MockEnclaveClient is deliberately a development convenience. It mirrors the real client interface so the API and test suite can run without vsock or enclave hardware, but it is not a substitute for the real enclave trust boundary.

Mermaid Diagram

flowchart LR
    Client[HTTP Client]

    subgraph Host["Parent instance / host process"]
        App["feature_store/main.py\ncreate_app() / lifespan()"]
        Auth["feature_store/middleware/tenant_auth.py\nget_current_tenant()"]
        FeaturesRouter["feature_store/routers/features.py"]
        InferenceRouter["feature_store/routers/inference.py\nrun_inference() / list_available_models()"]
        FeatureService["feature_store/services/feature_service.py\nFeatureService"]
        DynamoService["feature_store/services/dynamo_service.py\nDynamoDBService"]
        Resolver["feature_store/services/enclave_client.py\nget_enclave_client()"]
        HostEnclaveClient["feature_store/services/enclave_client.py\nEnclaveClient"]
        MockEnclaveClient["feature_store/services/enclave_client.py\nMockEnclaveClient"]
        ArtifactLoader["feature_store/routers/inference.py\n_load_model_artifacts()"]
        KMSService["feature_store/services/kms_service.py\nKMSService"]
    end

    subgraph AWS["AWS services"]
        DynamoDB[(DynamoDB\nPK=tenant_id\nSK=resource_id)]
        KMS[(AWS KMS)]
    end

    subgraph Enclave["Nitro Enclave"]
        Server["enclave/server.py\nVsockRPCServer"]
        Engine["enclave/inference_engine.py\nInferenceEngine"]
        EnclaveKMS["enclave/kms_client.py\nEnclaveKMSClient"]
        Attestation["enclave/attestation.py\nget_attestation_document()"]
    end

    subgraph Artifacts["Host artifact storage"]
        ModelStore[(MODEL_STORAGE_DIR\n<tenant>/<model>/\nencrypted_model.bin\nencrypted_data_key.bin)]
    end

    Client --> App
    App --> Auth
    Auth --> FeaturesRouter
    Auth --> InferenceRouter

    FeaturesRouter --> FeatureService
    FeatureService --> DynamoService
    DynamoService --> DynamoDB

    InferenceRouter --> FeatureService
    InferenceRouter --> ArtifactLoader
    ArtifactLoader --> ModelStore
    InferenceRouter --> Resolver
    Resolver -->|USE_MOCK_ENCLAVE=true| MockEnclaveClient
    Resolver -->|USE_MOCK_ENCLAVE=false| HostEnclaveClient

    MockEnclaveClient --> Engine
    HostEnclaveClient -->|length-prefixed JSON over AF_VSOCK| Server
    Server --> Engine
    Engine --> EnclaveKMS
    EnclaveKMS --> Attestation
    EnclaveKMS --> KMS

    KMSService -. host-side utility and tests .-> KMS
Loading

Notes on Model Storage

The current code expects encrypted model artifacts to be present under:

MODEL_STORAGE_DIR/<tenant_id>/<model_name>/encrypted_model.bin
MODEL_STORAGE_DIR/<tenant_id>/<model_name>/encrypted_data_key.bin

That layout is produced by scripts/train_model.py.
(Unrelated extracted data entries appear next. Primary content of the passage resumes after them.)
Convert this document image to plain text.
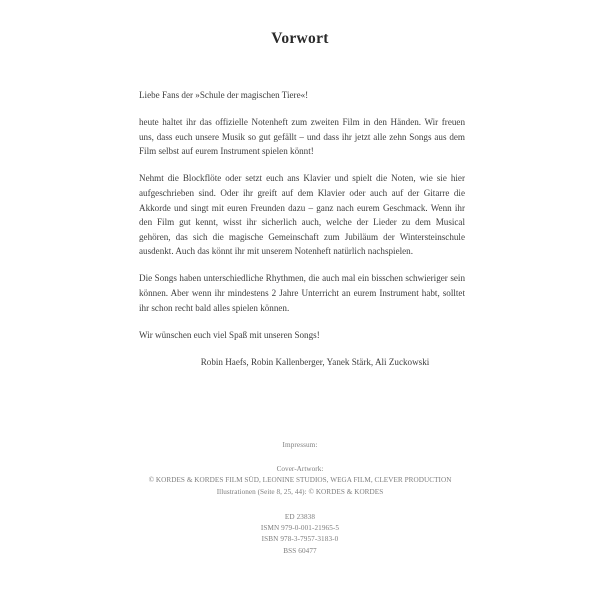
Vorwort

Liebe Fans der »Schule der magischen Tiere«!

heute haltet ihr das offizielle Notenheft zum zweiten Film in den Händen. Wir freuen uns, dass euch unsere Musik so gut gefällt – und dass ihr jetzt alle zehn Songs aus dem Film selbst auf eurem Instrument spielen könnt!

Nehmt die Blockflöte oder setzt euch ans Klavier und spielt die Noten, wie sie hier aufgeschrieben sind. Oder ihr greift auf dem Klavier oder auch auf der Gitarre die Akkorde und singt mit euren Freunden dazu – ganz nach eurem Geschmack. Wenn ihr den Film gut kennt, wisst ihr sicherlich auch, welche der Lieder zu dem Musical gehören, das sich die magische Gemeinschaft zum Jubiläum der Wintersteinschule ausdenkt. Auch das könnt ihr mit unserem Notenheft natürlich nachspielen.

Die Songs haben unterschiedliche Rhythmen, die auch mal ein bisschen schwieriger sein können. Aber wenn ihr mindestens 2 Jahre Unterricht an eurem Instrument habt, solltet ihr schon recht bald alles spielen können.

Wir wünschen euch viel Spaß mit unseren Songs!

Robin Haefs, Robin Kallenberger, Yanek Stärk, Ali Zuckowski

Impressum:
Cover-Artwork:
© KORDES & KORDES FILM SÜD, LEONINE STUDIOS, WEGA FILM, CLEVER PRODUCTION
Illustrationen (Seite 8, 25, 44): © KORDES & KORDES
ED 23838
ISMN 979-0-001-21965-5
ISBN 978-3-7957-3183-0
BSS 60477
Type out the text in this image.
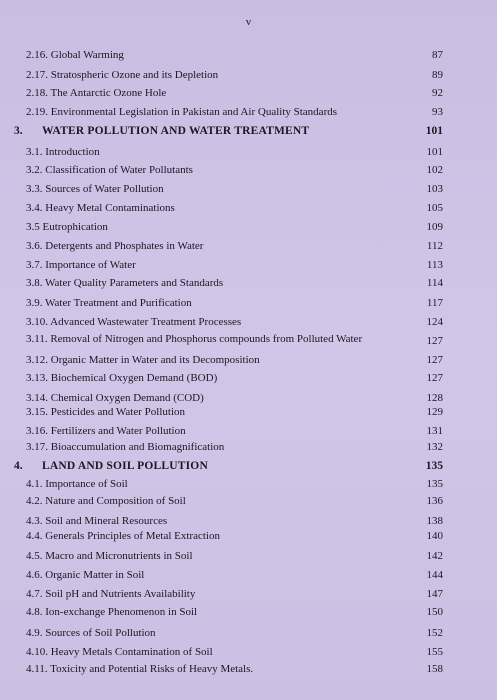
v
2.16. Global Warming	87
2.17. Stratospheric Ozone and its Depletion	89
2.18. The Antarctic Ozone Hole	92
2.19. Environmental Legislation in Pakistan and Air Quality Standards	93
3. WATER POLLUTION AND WATER TREATMENT	101
3.1. Introduction	101
3.2. Classification of Water Pollutants	102
3.3. Sources of Water Pollution	103
3.4. Heavy Metal Contaminations	105
3.5 Eutrophication	109
3.6. Detergents and Phosphates in Water	112
3.7. Importance of Water	113
3.8. Water Quality Parameters and Standards	114
3.9. Water Treatment and Purification	117
3.10. Advanced Wastewater Treatment Processes	124
3.11. Removal of Nitrogen and Phosphorus compounds from Polluted Water	127
3.12. Organic Matter in Water and its Decomposition	127
3.13. Biochemical Oxygen Demand (BOD)	127
3.14. Chemical Oxygen Demand (COD)	128
3.15. Pesticides and Water Pollution	129
3.16. Fertilizers and Water Pollution	131
3.17. Bioaccumulation and Biomagnification	132
4. LAND AND SOIL POLLUTION	135
4.1. Importance of Soil	135
4.2. Nature and Composition of Soil	136
4.3. Soil and Mineral Resources	138
4.4. Generals Principles of Metal Extraction	140
4.5. Macro and Micronutrients in Soil	142
4.6. Organic Matter in Soil	144
4.7. Soil pH and Nutrients Availability	147
4.8. Ion-exchange Phenomenon in Soil	150
4.9. Sources of Soil Pollution	152
4.10. Heavy Metals Contamination of Soil	155
4.11. Toxicity and Potential Risks of Heavy Metals.	158
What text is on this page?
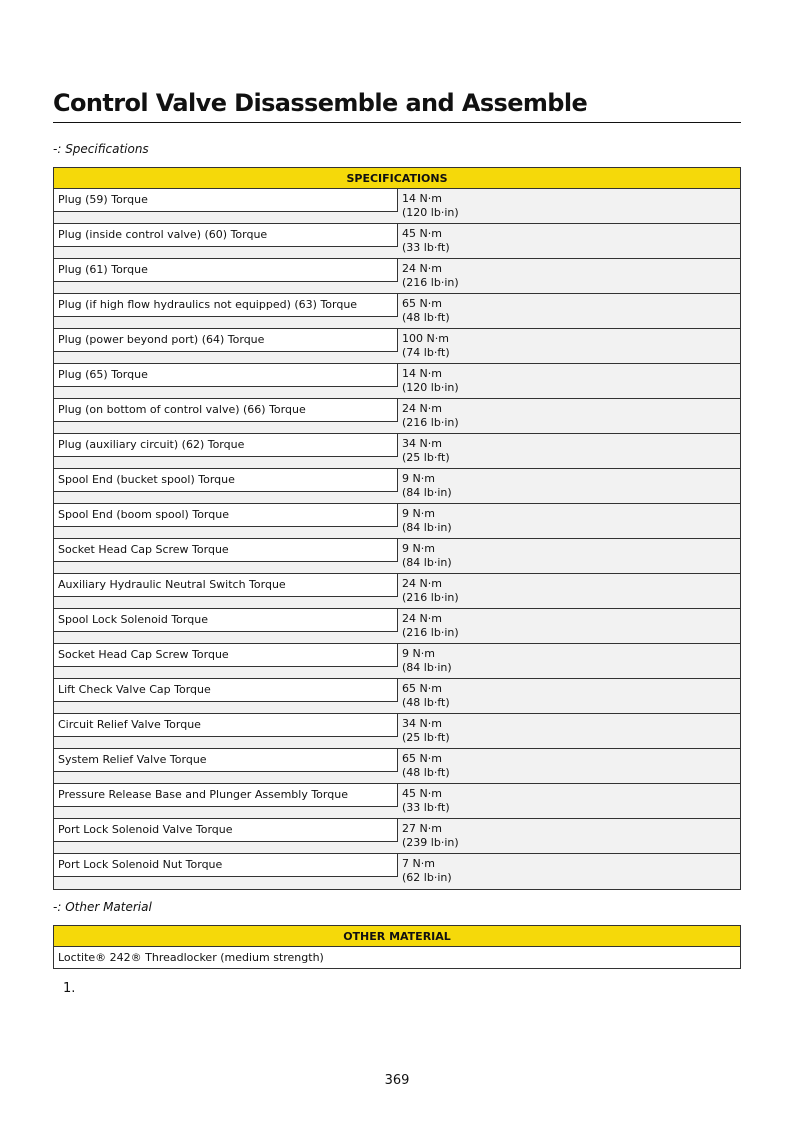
Control Valve Disassemble and Assemble
-: Specifications
SPECIFICATIONS
Plug (59) Torque	14 N·m
(120 lb·in)
Plug (inside control valve) (60) Torque	45 N·m
(33 lb·ft)
Plug (61) Torque	24 N·m
(216 lb·in)
Plug (if high flow hydraulics not equipped) (63) Torque	65 N·m
(48 lb·ft)
Plug (power beyond port) (64) Torque	100 N·m
(74 lb·ft)
Plug (65) Torque	14 N·m
(120 lb·in)
Plug (on bottom of control valve) (66) Torque	24 N·m
(216 lb·in)
Plug (auxiliary circuit) (62) Torque	34 N·m
(25 lb·ft)
Spool End (bucket spool) Torque	9 N·m
(84 lb·in)
Spool End (boom spool) Torque	9 N·m
(84 lb·in)
Socket Head Cap Screw Torque	9 N·m
(84 lb·in)
Auxiliary Hydraulic Neutral Switch Torque	24 N·m
(216 lb·in)
Spool Lock Solenoid Torque	24 N·m
(216 lb·in)
Socket Head Cap Screw Torque	9 N·m
(84 lb·in)
Lift Check Valve Cap Torque	65 N·m
(48 lb·ft)
Circuit Relief Valve Torque	34 N·m
(25 lb·ft)
System Relief Valve Torque	65 N·m
(48 lb·ft)
Pressure Release Base and Plunger Assembly Torque	45 N·m
(33 lb·ft)
Port Lock Solenoid Valve Torque	27 N·m
(239 lb·in)
Port Lock Solenoid Nut Torque	7 N·m
(62 lb·in)
-: Other Material
OTHER MATERIAL
Loctite® 242® Threadlocker (medium strength)
1.
369
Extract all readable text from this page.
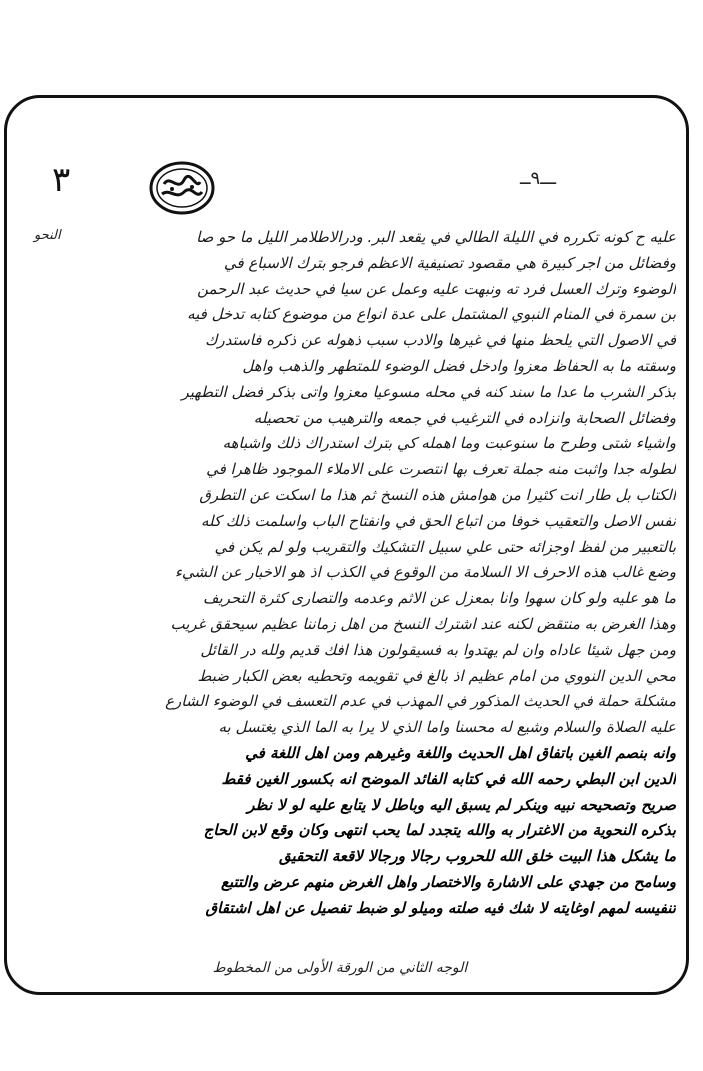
٣	ـــ٩ــ
النحو	عليه ح كونه تكرره في الليلة الطالي في يقعد البر. ودرالاطلامر الليل ما حو صا
وفضائل من اجر كبيرة هي مقصود تصنيفية الاعظم فرجو بترك الاسباع في
الوضوء وترك العسل فرد ته ونبهت عليه وعمل عن سيا في حديث عبد الرحمن
بن سمرة في المنام النبوي المشتمل على عدة انواع من موضوع كتابه تدخل فيه
في الاصول التي يلحظ منها في غيرها والادب سبب ذهوله عن ذكره فاستدرك
وسقته ما به الحفاظ معزوا وادخل فضل الوضوء للمتطهر والذهب واهل
بذكر الشرب ما عدا ما سند كنه في محله مسوعيا معزوا واتى بذكر فضل التطهير
وفضائل الصحابة وانزاده في الترغيب في جمعه والترهيب من تحصيله
واشياء شتى وطرح ما سنوعبت وما اهمله كي بترك استدراك ذلك واشباهه
لطوله جدا واثبت منه جملة تعرف بها انتصرت على الاملاء الموجود ظاهرا في
الكتاب بل طار انت كثيرا من هوامش هذه النسخ ثم هذا ما اسكت عن التطرق
نفس الاصل والتعقيب خوفا من اتباع الحق في وانفتاح الباب واسلمت ذلك كله
بالتعبير من لفظ اوجزائه حتى علي سبيل التشكيك والتقريب ولو لم يكن في
وضع غالب هذه الاحرف الا السلامة من الوقوع في الكذب اذ هو الاخبار عن الشيء
ما هو عليه ولو كان سهوا وانا بمعزل عن الاثم وعدمه والتصارى كثرة التحريف
وهذا الغرض به منتقض لكنه عند اشترك النسخ من اهل زماننا عظيم سيحقق غريب
ومن جهل شيئا عاداه وان لم يهتدوا به فسيقولون هذا افك قديم ولله در القائل
محي الدين النووي من امام عظيم اذ بالغ في تقويمه وتحطيه بعض الكبار ضبط
مشكلة حملة في الحديث المذكور في المهذب في عدم التعسف في الوضوء الشارع
عليه الصلاة والسلام وشيع له محسنا واما الذي لا يرا به الما الذي يغتسل به
وانه بنصم الغين باتفاق اهل الحديث واللغة وغيرهم ومن اهل اللغة في
الدين ابن البطي رحمه الله في كتابه الفائد الموضح انه بكسور الغين فقط
صريح وتصحيحه نبيه وينكر لم يسبق اليه وباطل لا يتابع عليه لو لا نظر
بذكره النحوية من الاغترار به والله يتجدد لما يحب انتهى وكان وقع لابن الحاج
ما يشكل هذا البيت خلق الله للحروب رجالا ورجالا لاقعة التحقيق
وسامح من جهدي على الاشارة والاختصار واهل الغرض منهم عرض والتتبع
تنفيسه لمهم اوغايته لا شك فيه صلته وميلو لو ضبط تفصيل عن اهل اشتقاق
الوجه الثاني من الورقة الأولى من المخطوط
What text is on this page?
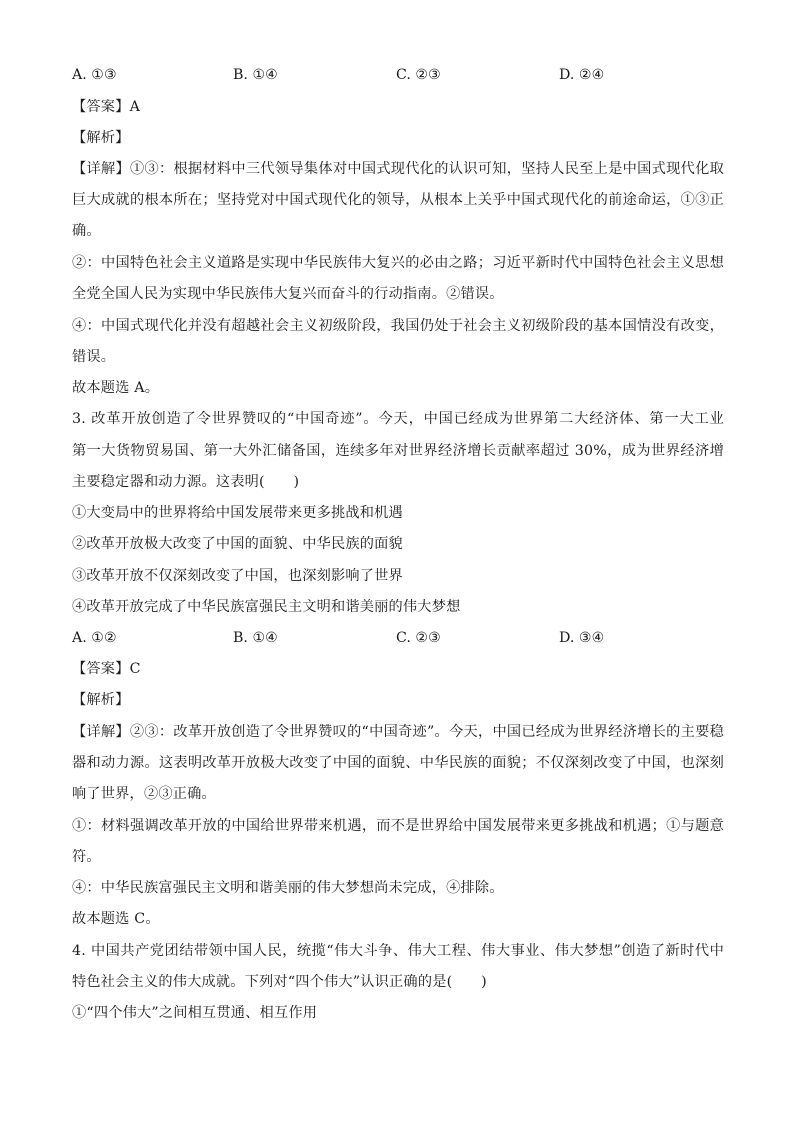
A. ①③	B. ①④	C. ②③	D. ②④
【答案】A
【解析】
【详解】①③：根据材料中三代领导集体对中国式现代化的认识可知，坚持人民至上是中国式现代化取
巨大成就的根本所在；坚持党对中国式现代化的领导，从根本上关乎中国式现代化的前途命运，①③正
确。
②：中国特色社会主义道路是实现中华民族伟大复兴的必由之路；习近平新时代中国特色社会主义思想
全党全国人民为实现中华民族伟大复兴而奋斗的行动指南。②错误。
④：中国式现代化并没有超越社会主义初级阶段，我国仍处于社会主义初级阶段的基本国情没有改变，
错误。
故本题选 A。
3. 改革开放创造了令世界赞叹的“中国奇迹”。今天，中国已经成为世界第二大经济体、第一大工业
第一大货物贸易国、第一大外汇储备国，连续多年对世界经济增长贡献率超过 30%，成为世界经济增
主要稳定器和动力源。这表明(　　)
①大变局中的世界将给中国发展带来更多挑战和机遇
②改革开放极大改变了中国的面貌、中华民族的面貌
③改革开放不仅深刻改变了中国，也深刻影响了世界
④改革开放完成了中华民族富强民主文明和谐美丽的伟大梦想
A. ①②	B. ①④	C. ②③	D. ③④
【答案】C
【解析】
【详解】②③：改革开放创造了令世界赞叹的“中国奇迹”。今天，中国已经成为世界经济增长的主要稳
器和动力源。这表明改革开放极大改变了中国的面貌、中华民族的面貌；不仅深刻改变了中国，也深刻
响了世界，②③正确。
①：材料强调改革开放的中国给世界带来机遇，而不是世界给中国发展带来更多挑战和机遇；①与题意
符。
④：中华民族富强民主文明和谐美丽的伟大梦想尚未完成，④排除。
故本题选 C。
4. 中国共产党团结带领中国人民，统揽“伟大斗争、伟大工程、伟大事业、伟大梦想”创造了新时代中
特色社会主义的伟大成就。下列对“四个伟大”认识正确的是(　　)
①“四个伟大”之间相互贯通、相互作用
Notes on Local Development

The quickest way to exercise inference locally is:

  1. run docker compose up -d dynamodb-local
  2. seed a tenant record
  3. start the FastAPI app with USE_MOCK_ENCLAVE=true
  4. use the bundled sample model artifacts under artifacts/tenant-1/test-model/

This path exercises the same request/response schema and most of the same host-side orchestration code without requiring a real enclave.